The main bar in The Bull was just a little too packed so we tried out the back. Walking into the Soundhouse we found the excellent cover band The Kicks playing a truly brilliant selection of mod, punk and rock. Their performance was tight and energetic with tracks mostly taken from the seventies and early eighties with a bit of leeway for the best tracks from decades either side. When they dropped in a couple of Blur tracks or other more recent material the fit was perfect. If anything the crowd didn’t seem to appreciate what they were listening too, as their response to The Kicks’ impassioned rendition of All or Nothing (Small Faces) was a bit lukewarm. But perhaps I’m older than I’m prepared to admit and the rest of the audience didn’t have the same association with the music. Talking to the band after, swapping stories of Steve Marriot (late lead singer of the Small Faces), I happened to mention that I’d come all the way from Hemel to see them and it seemed news of our local sink hole had reached Colchester. Okay that wasn’t strictly true as I’d come over to see the film and generally have a night out, The Kicks were serendipity.

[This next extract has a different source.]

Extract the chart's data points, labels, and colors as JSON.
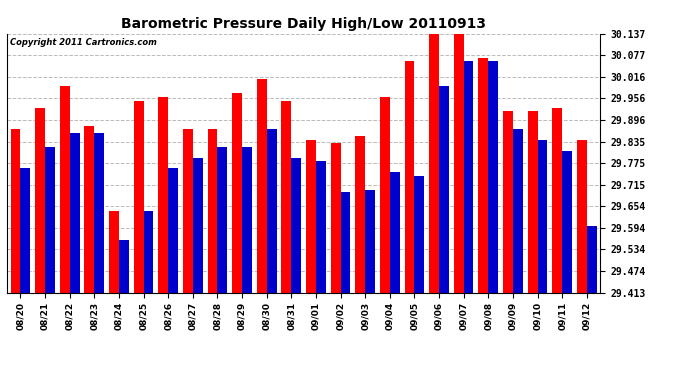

Over night it had occurred to me that we used to talk of subsidence but these days we speak of sinkholes. Returning home on Sunday the house was still there, as were the police. The nice policeman sitting in the car playing with his iPhone (because he had little else to do) said that the engineers had explained that subsidence is the movement of land whereas sinkholes were already there. In this case nobody had been prepared to commit either way. I was particularly pleased, when I looked over towards the hole, to see another three policemen gingerly venturing towards the edge of the Hell Mouth to get a better view.
Indeed there was a hole, and the police were looking into it.